Leamington, Aug. 12, 1839:
I trust His own peace has been keeping you abundantly, as it has been wont to do, and as, I doubt not, it will keep you to the end: I trust He has been giving you some sweet and rich kernels of wheat at times and some happy little cups full of fresh milk from the pure word of His grace. It will be happy, beloved, when you know the fresh and over-flowing springs that rise in Himself. Jesus is to be your prophet even in the glory. There He will feed your still enlarging thoughts with Himself, as here He has begun to do. The Lamb that is in the midst of the throne shall feed you even then as now. Love Him, dear sister, for He is worthy; and your delighted eyes by and by will be satisfied with His beauty, as your ears are listening to His praise from the great congregation.
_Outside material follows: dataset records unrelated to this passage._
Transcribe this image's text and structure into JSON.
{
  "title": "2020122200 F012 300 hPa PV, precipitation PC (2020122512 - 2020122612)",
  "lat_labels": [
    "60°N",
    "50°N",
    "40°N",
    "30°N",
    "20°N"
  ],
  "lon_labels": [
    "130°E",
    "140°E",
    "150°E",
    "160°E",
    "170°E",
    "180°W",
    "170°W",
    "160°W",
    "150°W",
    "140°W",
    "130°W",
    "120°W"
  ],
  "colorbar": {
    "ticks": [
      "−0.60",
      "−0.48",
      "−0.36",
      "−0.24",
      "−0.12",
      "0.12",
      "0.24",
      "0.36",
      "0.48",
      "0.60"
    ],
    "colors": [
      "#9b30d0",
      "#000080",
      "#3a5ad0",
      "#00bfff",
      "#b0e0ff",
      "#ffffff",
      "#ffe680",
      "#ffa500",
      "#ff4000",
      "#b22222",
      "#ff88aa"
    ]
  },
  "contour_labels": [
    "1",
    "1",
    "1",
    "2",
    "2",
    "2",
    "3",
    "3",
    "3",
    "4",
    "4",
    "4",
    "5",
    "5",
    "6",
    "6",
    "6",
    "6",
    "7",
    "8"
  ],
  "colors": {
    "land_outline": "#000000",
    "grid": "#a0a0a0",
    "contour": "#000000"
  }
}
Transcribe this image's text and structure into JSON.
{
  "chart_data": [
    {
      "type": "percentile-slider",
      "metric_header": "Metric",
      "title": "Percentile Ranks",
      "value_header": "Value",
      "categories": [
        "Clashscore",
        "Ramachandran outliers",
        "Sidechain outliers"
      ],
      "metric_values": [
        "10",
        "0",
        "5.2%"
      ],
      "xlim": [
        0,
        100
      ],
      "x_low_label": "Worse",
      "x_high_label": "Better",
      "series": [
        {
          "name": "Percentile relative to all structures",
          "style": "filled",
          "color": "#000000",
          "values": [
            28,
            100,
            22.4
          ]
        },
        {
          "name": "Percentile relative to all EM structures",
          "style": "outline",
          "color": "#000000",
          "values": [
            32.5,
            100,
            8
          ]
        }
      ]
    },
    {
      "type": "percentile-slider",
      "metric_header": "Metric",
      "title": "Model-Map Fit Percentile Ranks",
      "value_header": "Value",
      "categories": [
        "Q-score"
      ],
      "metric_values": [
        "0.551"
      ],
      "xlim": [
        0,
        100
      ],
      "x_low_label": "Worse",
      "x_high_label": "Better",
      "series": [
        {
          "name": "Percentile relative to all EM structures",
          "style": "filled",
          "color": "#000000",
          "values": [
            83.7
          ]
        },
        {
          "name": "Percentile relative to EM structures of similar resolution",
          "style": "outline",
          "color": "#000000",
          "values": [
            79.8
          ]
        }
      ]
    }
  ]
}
Let us now meditate together on a little Scripture.
The Law and the Gospel
The Church of Galatia was the scene of a conflict between the law and the gospel, or Sarah and Hagar. We have in the progress of Scripture many such scenes. The house of Abraham was such. There Hagar and Sarah for a season dwelt together, but in sad discord and strife. Again, the family of Jacob presented the same. Leah and Rachel, the two wives, dwelt together, but between them there was again the same disturbance, upbraiding and envy. Elkanah's house was the same. Peninnah and Hannah were the Leah and Rachel again—pride and provocations from the one, and constant sorrow of heart from the other. And all these scenes were the expression of the conflict between the flesh and the spirit, or the law and the gospel, of which conflict the Church in Galatia was the scene, when we reach the times of the apostolic ministry.
The trouble was brought in through unbelief, and could be removed only by strengthening the freewoman. Thus, it was Sarah's unbelief that brought Hagar into the family. Had she, in the patience of faith, waited the Lord's time and not given her maid to Abraham, she would have been spared fourteen years of sorrow from Hagar and Ishmael. It was Jacob's craft on Isaac that brought down Laban's craft on himself in giving him Leah, and thus his getting her into his house as well as Rachel. Had his faith been more simple, his faith would have been more undistracted. And nothing healed all this sorrow and quieted this disturbance but the fruitfulness of the beloved, or the freewoman. Then Sarah gets rid of Hagar, Rachel rejoices, and Hannah sings her song of holy triumph. So, Israel brought the law, or the bondwoman, on themselves by their unbelief and self-confidence (Ex. 19); and Galatia and the flesh in each of us is the same cause of trouble. And nothing drives it away, nothing heals the house, the Church or the heart, but strengthening the spirit, the gospel or the freewoman, thus giving fruitfulness to the seed of God, the spirit of adoption, the principle of liberty in us. Bring forth Isaac and then send away Ishmael, and dwell in an undivided house—breathe the pure element of liberty. "Stand fast in the liberty wherewith Christ hath made us free." Indeed, we ought to do justice (may I so speak?) to the wondrous love of our God. It claims our happy confidence, our filial confidence. To render it merely a diffident or suspicious glance, as it were, is treating it unworthily. May the Sarah in our hearts cry out and cry out lustily, "Cast out the bondwoman and her son."